Another newly identified payload, SilentRunLoader, was observed targeting organisations in the United Kingdom and Southeast Asia. The Python-based malware steals Chrome browser credentials, cookies and browsing data before transmitting the information to attacker-controlled infrastructure.

AI-assisted development

Proofpoint's analysis suggests the group may be using large language models to accelerate malware development.

Researchers identified placeholder values and coding artefacts inside SilentRunLoader, including a hardcoded API key labelled "your_secret_key_here". The company said these characteristics indicate the malware was likely generated or assisted by AI tools.

The report noted that TA4922 appears to be introducing new malware variants at a rapid pace, particularly among Python-based payloads, supporting the assessment that AI-assisted development may be helping the group expand its tooling quickly.

Regional targeting

Despite the broader geographic reach, Proofpoint said the actor remains disciplined in tailoring campaigns to local audiences.

Tax audit notices were used against German organisations.
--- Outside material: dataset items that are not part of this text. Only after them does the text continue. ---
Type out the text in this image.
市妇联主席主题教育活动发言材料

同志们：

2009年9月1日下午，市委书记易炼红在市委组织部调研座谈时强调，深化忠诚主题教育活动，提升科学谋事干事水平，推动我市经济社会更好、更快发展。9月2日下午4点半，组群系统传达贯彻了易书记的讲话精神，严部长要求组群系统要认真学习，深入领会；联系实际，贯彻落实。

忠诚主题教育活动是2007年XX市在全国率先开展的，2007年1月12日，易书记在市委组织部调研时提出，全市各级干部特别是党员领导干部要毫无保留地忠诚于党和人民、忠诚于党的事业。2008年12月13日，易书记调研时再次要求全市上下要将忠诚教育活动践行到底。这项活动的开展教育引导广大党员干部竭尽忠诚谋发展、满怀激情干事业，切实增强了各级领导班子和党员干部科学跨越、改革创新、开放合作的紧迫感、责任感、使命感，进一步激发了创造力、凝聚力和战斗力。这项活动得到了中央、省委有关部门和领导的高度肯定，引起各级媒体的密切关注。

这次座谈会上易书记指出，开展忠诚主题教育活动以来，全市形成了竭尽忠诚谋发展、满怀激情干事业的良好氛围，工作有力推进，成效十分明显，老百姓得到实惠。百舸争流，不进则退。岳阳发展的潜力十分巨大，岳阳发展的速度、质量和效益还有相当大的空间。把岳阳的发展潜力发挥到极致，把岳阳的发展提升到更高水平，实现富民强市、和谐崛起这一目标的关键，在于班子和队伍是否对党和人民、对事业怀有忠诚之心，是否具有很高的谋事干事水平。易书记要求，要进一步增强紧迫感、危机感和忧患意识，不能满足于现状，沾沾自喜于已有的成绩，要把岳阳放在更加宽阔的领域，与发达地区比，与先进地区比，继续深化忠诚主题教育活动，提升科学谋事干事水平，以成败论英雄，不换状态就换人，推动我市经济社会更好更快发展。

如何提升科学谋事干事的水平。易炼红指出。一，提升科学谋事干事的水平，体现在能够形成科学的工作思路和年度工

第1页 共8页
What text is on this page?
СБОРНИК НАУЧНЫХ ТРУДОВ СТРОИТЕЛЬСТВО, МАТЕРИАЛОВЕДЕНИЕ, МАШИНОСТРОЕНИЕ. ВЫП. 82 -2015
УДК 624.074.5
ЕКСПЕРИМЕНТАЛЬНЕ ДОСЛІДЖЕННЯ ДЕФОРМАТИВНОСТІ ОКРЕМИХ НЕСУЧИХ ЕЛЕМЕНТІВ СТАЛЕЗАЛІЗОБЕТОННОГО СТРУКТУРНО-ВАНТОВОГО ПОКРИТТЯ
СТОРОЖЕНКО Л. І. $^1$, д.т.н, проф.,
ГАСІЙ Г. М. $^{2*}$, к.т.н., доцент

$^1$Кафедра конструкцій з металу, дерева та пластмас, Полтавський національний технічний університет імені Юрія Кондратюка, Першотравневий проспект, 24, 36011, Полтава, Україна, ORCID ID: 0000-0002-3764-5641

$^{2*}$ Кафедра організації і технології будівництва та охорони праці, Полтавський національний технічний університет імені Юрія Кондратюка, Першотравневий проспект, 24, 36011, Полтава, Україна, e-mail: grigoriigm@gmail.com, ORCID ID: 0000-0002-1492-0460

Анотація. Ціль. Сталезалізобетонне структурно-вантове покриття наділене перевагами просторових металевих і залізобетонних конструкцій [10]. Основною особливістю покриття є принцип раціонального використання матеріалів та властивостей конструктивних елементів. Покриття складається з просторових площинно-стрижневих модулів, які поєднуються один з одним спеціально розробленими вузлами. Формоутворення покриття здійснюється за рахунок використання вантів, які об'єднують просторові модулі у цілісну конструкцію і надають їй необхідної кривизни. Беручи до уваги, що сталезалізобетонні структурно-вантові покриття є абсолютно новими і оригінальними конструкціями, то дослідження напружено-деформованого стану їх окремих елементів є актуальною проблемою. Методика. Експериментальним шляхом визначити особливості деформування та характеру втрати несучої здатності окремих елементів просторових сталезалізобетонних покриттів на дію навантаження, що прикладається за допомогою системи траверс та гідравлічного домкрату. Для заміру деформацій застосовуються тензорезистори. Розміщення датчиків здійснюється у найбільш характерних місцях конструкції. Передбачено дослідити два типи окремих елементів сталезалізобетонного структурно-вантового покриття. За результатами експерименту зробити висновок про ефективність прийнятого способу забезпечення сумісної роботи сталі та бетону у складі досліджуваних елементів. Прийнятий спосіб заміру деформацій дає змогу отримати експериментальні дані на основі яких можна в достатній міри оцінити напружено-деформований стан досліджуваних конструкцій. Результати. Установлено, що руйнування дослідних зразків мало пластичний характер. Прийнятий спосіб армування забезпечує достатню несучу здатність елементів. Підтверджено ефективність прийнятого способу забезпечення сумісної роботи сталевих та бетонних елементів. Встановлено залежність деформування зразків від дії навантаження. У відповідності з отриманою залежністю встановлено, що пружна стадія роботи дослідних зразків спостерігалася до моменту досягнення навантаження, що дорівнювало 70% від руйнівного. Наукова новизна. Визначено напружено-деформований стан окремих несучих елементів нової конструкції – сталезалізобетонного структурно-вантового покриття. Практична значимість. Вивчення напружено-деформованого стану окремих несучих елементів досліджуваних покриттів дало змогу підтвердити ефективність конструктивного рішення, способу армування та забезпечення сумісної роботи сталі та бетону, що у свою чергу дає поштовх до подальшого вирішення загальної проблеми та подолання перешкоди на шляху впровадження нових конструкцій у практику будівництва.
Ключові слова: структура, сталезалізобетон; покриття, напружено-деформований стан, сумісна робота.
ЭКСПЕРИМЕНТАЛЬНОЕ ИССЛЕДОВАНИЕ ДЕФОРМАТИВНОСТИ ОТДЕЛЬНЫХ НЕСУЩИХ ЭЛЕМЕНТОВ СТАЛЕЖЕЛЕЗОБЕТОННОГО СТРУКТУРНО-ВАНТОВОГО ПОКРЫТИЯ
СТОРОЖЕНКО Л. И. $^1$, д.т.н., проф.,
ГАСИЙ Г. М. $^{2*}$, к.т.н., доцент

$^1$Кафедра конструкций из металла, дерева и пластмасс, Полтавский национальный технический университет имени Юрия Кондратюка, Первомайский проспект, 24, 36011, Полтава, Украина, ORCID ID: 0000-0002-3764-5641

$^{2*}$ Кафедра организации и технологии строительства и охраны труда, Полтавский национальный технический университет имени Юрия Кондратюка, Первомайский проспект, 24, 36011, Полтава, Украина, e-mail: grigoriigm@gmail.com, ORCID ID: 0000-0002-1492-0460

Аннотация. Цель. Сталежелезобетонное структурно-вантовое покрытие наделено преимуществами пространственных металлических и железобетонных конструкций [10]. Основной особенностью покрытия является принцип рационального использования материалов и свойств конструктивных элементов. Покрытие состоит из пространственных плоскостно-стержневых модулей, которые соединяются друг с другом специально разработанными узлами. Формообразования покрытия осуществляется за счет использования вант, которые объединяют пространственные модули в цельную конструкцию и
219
Payroll notifications targeted companies in Germany and Japan. Benefits and compliance-themed messages were directed at organisations across Southeast Asia and the United Kingdom. Invoicing and customer service themes also appeared in several campaigns.

The report concludes that TA4922 is conducting more unique campaigns than any other cybercrime actor currently tracked within Proofpoint's threat intelligence data. Researchers said the group combines targeted social engineering, multiple malware families, legitimate software and cloud-hosted infrastructure to increase effectiveness while complicating detection efforts.

"TA4922 currently conducts more unique campaigns than any other tracked cybercrime threat actor in Proofpoint threat data, demonstrating high operational tempo, a variety of lures, and multiple objectives," said the Proofpoint Threat Research Team.